While the Nasdaq 100 has been in a range for the past few weeks and has started moving lower, the S&P 500 equal weight index has been grinding higher and is extremely close to its all-time highs. In some ways it seems “crazy” to think that the S&P 500 equal weight and the Nasdaq 100 should have similar returns (we saw the post-Liberation Day rally in the Nasdaq 100), but finally the two indices closed the gap (noticeably the separation closed when both indices were moving lower).

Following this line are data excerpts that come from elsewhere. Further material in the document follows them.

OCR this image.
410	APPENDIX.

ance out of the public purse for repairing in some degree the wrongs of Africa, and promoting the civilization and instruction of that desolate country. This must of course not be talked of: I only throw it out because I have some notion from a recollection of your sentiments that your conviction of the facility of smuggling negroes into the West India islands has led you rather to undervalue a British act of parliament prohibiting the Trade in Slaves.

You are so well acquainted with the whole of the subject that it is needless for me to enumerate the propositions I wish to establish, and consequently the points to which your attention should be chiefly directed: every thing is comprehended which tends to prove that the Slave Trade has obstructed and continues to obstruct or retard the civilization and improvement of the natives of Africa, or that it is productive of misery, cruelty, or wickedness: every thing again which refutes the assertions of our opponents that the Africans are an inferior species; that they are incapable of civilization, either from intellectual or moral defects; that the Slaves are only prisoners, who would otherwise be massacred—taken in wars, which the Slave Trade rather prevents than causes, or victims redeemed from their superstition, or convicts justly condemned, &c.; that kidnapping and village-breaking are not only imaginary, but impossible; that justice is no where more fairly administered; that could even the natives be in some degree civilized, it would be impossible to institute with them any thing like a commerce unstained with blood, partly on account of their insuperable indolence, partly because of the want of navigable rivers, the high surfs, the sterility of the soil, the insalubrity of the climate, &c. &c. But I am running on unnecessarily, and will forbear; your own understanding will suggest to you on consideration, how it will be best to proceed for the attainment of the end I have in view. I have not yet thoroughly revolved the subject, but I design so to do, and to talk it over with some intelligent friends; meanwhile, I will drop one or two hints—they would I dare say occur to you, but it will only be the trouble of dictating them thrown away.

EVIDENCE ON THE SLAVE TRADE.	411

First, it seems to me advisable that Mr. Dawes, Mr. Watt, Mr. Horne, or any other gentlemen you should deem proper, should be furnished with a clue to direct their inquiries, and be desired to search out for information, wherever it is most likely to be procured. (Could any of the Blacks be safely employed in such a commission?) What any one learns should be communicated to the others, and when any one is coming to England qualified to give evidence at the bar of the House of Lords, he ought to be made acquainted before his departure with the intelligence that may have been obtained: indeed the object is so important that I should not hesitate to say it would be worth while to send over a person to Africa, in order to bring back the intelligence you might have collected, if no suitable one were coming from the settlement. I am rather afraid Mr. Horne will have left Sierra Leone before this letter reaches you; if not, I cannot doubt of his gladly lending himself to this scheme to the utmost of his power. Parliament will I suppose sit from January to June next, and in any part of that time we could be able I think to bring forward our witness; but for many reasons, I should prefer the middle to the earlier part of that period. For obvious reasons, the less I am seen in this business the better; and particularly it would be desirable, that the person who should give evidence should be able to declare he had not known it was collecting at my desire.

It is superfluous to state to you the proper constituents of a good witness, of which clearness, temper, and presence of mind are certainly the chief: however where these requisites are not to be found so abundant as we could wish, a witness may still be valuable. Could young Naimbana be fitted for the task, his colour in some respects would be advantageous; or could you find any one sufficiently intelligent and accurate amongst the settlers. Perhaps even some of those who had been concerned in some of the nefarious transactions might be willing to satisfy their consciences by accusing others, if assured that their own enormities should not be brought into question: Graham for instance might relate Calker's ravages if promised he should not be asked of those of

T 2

Who knows, by Monday, the President may have sent something on Truth Social to change all of this (he controls the Iran narrative, and he did push back on the New York data center moratorium). If he does, we should find out at the same time as everyone else, because I don’t think “fast access” on Truth Social has been implemented yet (Trump Media Subscription Plan).
This should be an interesting week. Buy the dip, or get bearish? Of all the things listed, the concept of “cheap” compute from China concerns me the most!